Delinquent Parents Shouldn’t Get Lunch
PRESS RELEASE
23 October 2012
Delinquent Parents Shouldn’t Get Lunch
Recent discussion over the effect of lunchlessness on educational outcomes arising from Auckland University’s research misses the point says Colin Craig, Leader of the Conservative Party.
"The issue is not whether lunchlessness is detrimental to learning. Rather the issue is a parents’ duty to provide for their children," says Mr Craig.
"Where a child is regularly sent to school without a lunch, the parent is being delinquent. Proposed solutions such as state funding of school lunches, which Bill English says the Government is open to, will only encourage this delinquent behaviour.

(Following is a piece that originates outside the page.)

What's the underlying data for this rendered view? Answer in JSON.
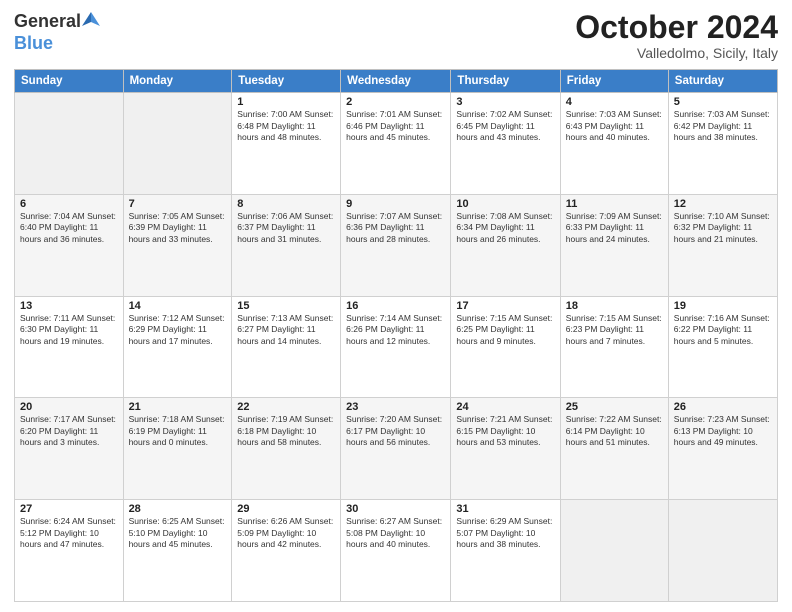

Such programmes are noble ideas, but end up being another pathway into government dependency, and an ever-growing cost to taxpayers."
"We recognise that it is entirely inappropriate to encourage other bad behaviours. We don’t encourage people to take illegal drugs, or to drink too much. Instead we recognise the appropriate response is intervention. Intervention holds a person to account and demands a change in behaviour."
"While free lunches sound appealing" says Mr Craig, "They are actually a way by which the government enables the continuation of delinquent parenting. Such proposals are an unwitting, well meaning, but destructive response."
"We need to recognise there are no ‘free lunches’. ‘Free lunches’ are a case of responsible New Zealanders picking up the tab for delinquent parents."
"The proper response to delinquent parents is to charge them the cost of rectifying their bad behaviour. As a country we need to start expecting people to be responsible for themselves and their families. We need to stop a continuation of the culture of entitlement."